The Daintree Rainforest
This rainforest is reported to be the oldest rainforest in the world, older than the Amazon or the rainforests of Africa. It is recorded as being 180 million years old. This is a little incongruent when you realise it’s on the driest continent on earth, apart from Antartica. It’s also pretty amazing when you realise that this forest was around when dinosaurs roamed the world. Looking at the forest now I would not be surprised if there was the odd dinosaur still roaming that wilderness. Of course there are relatives of the dinosaurs living in the Daintree, namely crocodiles and there are plenty in the rivers, estuaries and coastline of the Daintree.
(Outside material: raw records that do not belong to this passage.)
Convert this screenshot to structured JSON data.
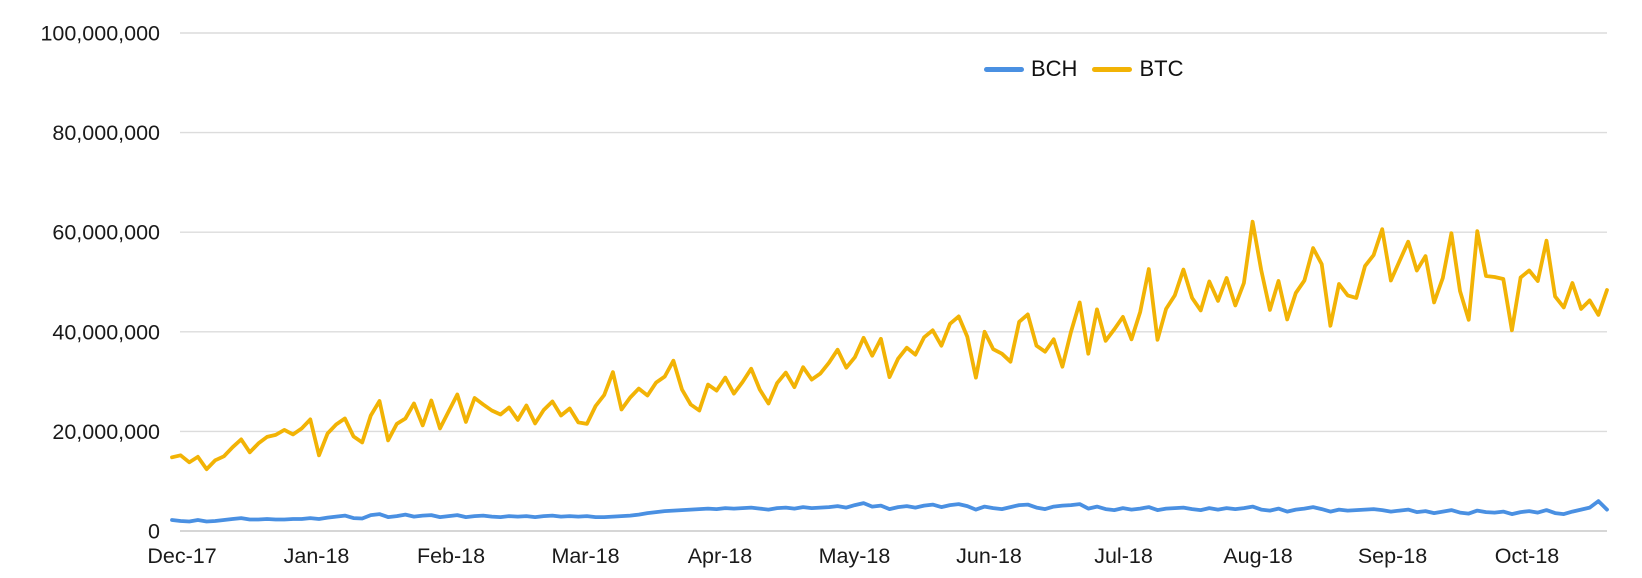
{
  "page": {
    "background": "#ffffff"
  },
  "chart_data": {
    "type": "line",
    "title": "",
    "x_range_label": "Dec 2017 - Oct 2018",
    "x_tick_labels": [
      "Dec-17",
      "Jan-18",
      "Feb-18",
      "Mar-18",
      "Apr-18",
      "May-18",
      "Jun-18",
      "Jul-18",
      "Aug-18",
      "Sep-18",
      "Oct-18"
    ],
    "y_ticks": [
      {
        "value_millions": 0,
        "label": "0"
      },
      {
        "value_millions": 20,
        "label": "20,000,000"
      },
      {
        "value_millions": 40,
        "label": "40,000,000"
      },
      {
        "value_millions": 60,
        "label": "60,000,000"
      },
      {
        "value_millions": 80,
        "label": "80,000,000"
      },
      {
        "value_millions": 100,
        "label": "100,000,000"
      }
    ],
    "ylim_millions": [
      0,
      100
    ],
    "values_unit": "millions",
    "sampling": "one point per ~2 days, read off the plotted lines",
    "grid": "horizontal",
    "axis_text_color": "#1a1a1a",
    "grid_color": "#dcdcdc",
    "axis_line_color": "#c9c9c9",
    "legend": {
      "position": "top-center",
      "entries": [
        "BCH",
        "BTC"
      ]
    },
    "series": [
      {
        "name": "BCH",
        "color": "#4A90E2",
        "values_millions": [
          2.2,
          2.0,
          1.9,
          2.2,
          1.9,
          2.0,
          2.2,
          2.4,
          2.6,
          2.3,
          2.3,
          2.4,
          2.3,
          2.3,
          2.4,
          2.4,
          2.6,
          2.4,
          2.7,
          2.9,
          3.1,
          2.6,
          2.5,
          3.2,
          3.4,
          2.8,
          3.0,
          3.3,
          2.9,
          3.1,
          3.2,
          2.8,
          3.0,
          3.2,
          2.8,
          3.0,
          3.1,
          2.9,
          2.8,
          3.0,
          2.9,
          3.0,
          2.8,
          3.0,
          3.1,
          2.9,
          3.0,
          2.9,
          3.0,
          2.8,
          2.8,
          2.9,
          3.0,
          3.1,
          3.3,
          3.6,
          3.8,
          4.0,
          4.1,
          4.2,
          4.3,
          4.4,
          4.5,
          4.4,
          4.6,
          4.5,
          4.6,
          4.7,
          4.5,
          4.3,
          4.6,
          4.7,
          4.5,
          4.8,
          4.6,
          4.7,
          4.8,
          5.0,
          4.7,
          5.2,
          5.6,
          4.9,
          5.1,
          4.4,
          4.8,
          5.0,
          4.7,
          5.1,
          5.3,
          4.8,
          5.2,
          5.4,
          5.0,
          4.3,
          4.9,
          4.6,
          4.4,
          4.8,
          5.2,
          5.3,
          4.7,
          4.4,
          4.9,
          5.1,
          5.2,
          5.4,
          4.5,
          4.9,
          4.4,
          4.2,
          4.6,
          4.3,
          4.5,
          4.8,
          4.2,
          4.5,
          4.6,
          4.7,
          4.4,
          4.2,
          4.6,
          4.3,
          4.6,
          4.4,
          4.6,
          4.9,
          4.3,
          4.1,
          4.5,
          3.9,
          4.3,
          4.5,
          4.8,
          4.4,
          3.9,
          4.3,
          4.1,
          4.2,
          4.3,
          4.4,
          4.2,
          3.9,
          4.1,
          4.3,
          3.8,
          4.0,
          3.6,
          3.9,
          4.2,
          3.7,
          3.5,
          4.1,
          3.8,
          3.7,
          3.9,
          3.4,
          3.8,
          4.0,
          3.7,
          4.2,
          3.6,
          3.4,
          3.9,
          4.3,
          4.7,
          6.0,
          4.3
        ]
      },
      {
        "name": "BTC",
        "color": "#F2B305",
        "values_millions": [
          14.8,
          15.2,
          13.8,
          14.9,
          12.4,
          14.2,
          15.0,
          16.8,
          18.4,
          15.8,
          17.6,
          18.9,
          19.3,
          20.3,
          19.4,
          20.6,
          22.4,
          15.2,
          19.6,
          21.4,
          22.6,
          19.0,
          17.8,
          23.2,
          26.1,
          18.2,
          21.5,
          22.6,
          25.6,
          21.2,
          26.2,
          20.6,
          24.0,
          27.4,
          21.9,
          26.7,
          25.4,
          24.2,
          23.4,
          24.8,
          22.3,
          25.2,
          21.6,
          24.3,
          26.0,
          23.2,
          24.6,
          21.8,
          21.5,
          25.1,
          27.3,
          31.9,
          24.4,
          26.8,
          28.6,
          27.2,
          29.8,
          31.0,
          34.2,
          28.4,
          25.4,
          24.2,
          29.4,
          28.2,
          30.8,
          27.6,
          29.9,
          32.6,
          28.4,
          25.6,
          29.7,
          31.8,
          28.9,
          32.9,
          30.4,
          31.6,
          33.8,
          36.4,
          32.8,
          34.9,
          38.8,
          35.2,
          38.6,
          30.9,
          34.6,
          36.8,
          35.4,
          38.9,
          40.3,
          37.2,
          41.6,
          43.1,
          39.0,
          30.8,
          40.0,
          36.5,
          35.6,
          34.0,
          42.0,
          43.5,
          37.2,
          36.0,
          38.5,
          33.0,
          40.0,
          45.9,
          35.6,
          44.5,
          38.2,
          40.5,
          43.0,
          38.5,
          44.0,
          52.6,
          38.4,
          44.6,
          47.3,
          52.5,
          46.8,
          44.3,
          50.1,
          46.2,
          50.8,
          45.3,
          49.8,
          62.1,
          52.4,
          44.4,
          50.2,
          42.5,
          47.8,
          50.3,
          56.8,
          53.6,
          41.2,
          49.6,
          47.3,
          46.8,
          53.2,
          55.4,
          60.6,
          50.3,
          54.2,
          58.1,
          52.3,
          55.2,
          45.9,
          50.8,
          59.8,
          48.2,
          42.4,
          60.2,
          51.2,
          51.0,
          50.6,
          40.3,
          50.9,
          52.3,
          50.2,
          58.3,
          47.1,
          44.9,
          49.8,
          44.6,
          46.3,
          43.4,
          48.4
        ]
      }
    ]
  }
}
I met a character who had an altercation with a cassowary which chased him around his car trying to get the man’s food. He expressed the view that on observing the cassowary’s sharp claws he was sure it was a direct descendant of velociraptors. Cassowaries are described as dangerous birds capable of killing which just adds to list of Australian critters that want to do you harm.
French Patisserie
In Cooktown there is a French patisserie of exceptional repute. Unfortunately our movements never aligned with their opening hours however we did get to enjoy their amazing French pastries and cakes. People come from miles away and in fact even from overseas to visit this hidden gem. The locals love it and it seems the owners have no interest in working longer hours just to satisfy the fickle demands of the tourist.
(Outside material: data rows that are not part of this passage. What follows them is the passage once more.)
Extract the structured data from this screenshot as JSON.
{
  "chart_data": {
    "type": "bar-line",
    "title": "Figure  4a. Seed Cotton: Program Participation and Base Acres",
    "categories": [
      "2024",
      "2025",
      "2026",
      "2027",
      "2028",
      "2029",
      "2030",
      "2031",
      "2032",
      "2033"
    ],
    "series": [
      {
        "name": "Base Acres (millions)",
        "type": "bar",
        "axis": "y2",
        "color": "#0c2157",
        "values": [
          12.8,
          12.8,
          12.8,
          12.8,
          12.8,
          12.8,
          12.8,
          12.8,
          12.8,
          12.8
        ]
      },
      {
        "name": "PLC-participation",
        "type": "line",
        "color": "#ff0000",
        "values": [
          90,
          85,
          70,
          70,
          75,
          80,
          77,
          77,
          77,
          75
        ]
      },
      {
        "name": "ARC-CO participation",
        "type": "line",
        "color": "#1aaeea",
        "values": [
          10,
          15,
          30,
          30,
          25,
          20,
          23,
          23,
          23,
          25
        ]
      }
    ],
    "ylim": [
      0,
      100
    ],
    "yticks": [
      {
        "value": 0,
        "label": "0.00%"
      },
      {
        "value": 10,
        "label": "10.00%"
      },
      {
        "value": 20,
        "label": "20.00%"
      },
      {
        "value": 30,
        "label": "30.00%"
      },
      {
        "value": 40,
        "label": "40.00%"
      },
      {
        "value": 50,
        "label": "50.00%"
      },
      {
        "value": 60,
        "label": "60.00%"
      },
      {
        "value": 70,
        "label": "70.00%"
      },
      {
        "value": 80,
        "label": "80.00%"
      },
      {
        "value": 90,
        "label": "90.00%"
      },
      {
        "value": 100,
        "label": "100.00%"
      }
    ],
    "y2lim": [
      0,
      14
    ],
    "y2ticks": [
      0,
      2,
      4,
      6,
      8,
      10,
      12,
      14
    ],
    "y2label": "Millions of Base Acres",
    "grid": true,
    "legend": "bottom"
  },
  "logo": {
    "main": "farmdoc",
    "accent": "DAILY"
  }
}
I direct your attention to the names of the medical professionals who provide counsel to these bakers.
Pubs in Obscure Places
Today most of our mining companies rely on a FIFO workforce. For those readers who don’t hail from Australia that’s an acronym for fly in fly out. Fortunately back in the 19th and early 20th century we didn’t have aeroplanes and no FIFO workforce at our mines. This meant that towns were built and people lived where they worked, not thousand of kilometres away from their workplace.
With a large workforce these mining towns required many pubs to service the thirst of the miners. Some of these pubs remain and are now enjoyed by travellers in some very remote locations where now a mere remnant of what was past populations once resided.
The Coastal Mountain Range
Out west in what is best described as the outback we have observed a critical lack of staff across many other industries. It seems the mines and the salaries they offer are like a vacuum sucking up all the available talent.
The situation changes when you cross the Great Dividing Range. Suddenly critical staff shortages are not apparent. There are cooks at the restaurants, two receptionists staffing the counter at the camp grounds, bar staff aplenty and gardeners maintaining the landscapes. I am thinking that not only does the mountain range that runs the length of the Australian east coast acts as a barrier to rainfall it is also a barrier for people to go west. It is clear we Australians really do love the coast, sandy beaches, surf and fishing.
Cape York
The northern most point of Australia, the Tip, is for many Australians our version of Everest. It’s a place you have to go to once in your life.
Few people live there and its largely a wilderness.
So to get to the tip you have three options. You could go by the barge which is a six day return trip from Cairns. You could drive to the Tip which will take about two weeks for the return trip. You will be driving on seriously corrugated roads and you will be sleeping rough. As an aside there is a large wreckers yard at the top of the peninsula full of cars that didn’t make the return trip. Finally you could fly to the Tip leaving in the morning and be back for a gin and tonic in the late afternoon.
You can guess which mode of transport we took. The view of the Great Barrier Reef and the wilderness from 780 metres is quite stunning. We were also able to spot the odd 4WD wreck submerged in the water obviously caught in a rising tide.
COVID Signs
I’m not sure what they were thinking when they thought we could get a kangaroo or maybe three kolas to stay beside you while strolling through the supermarket.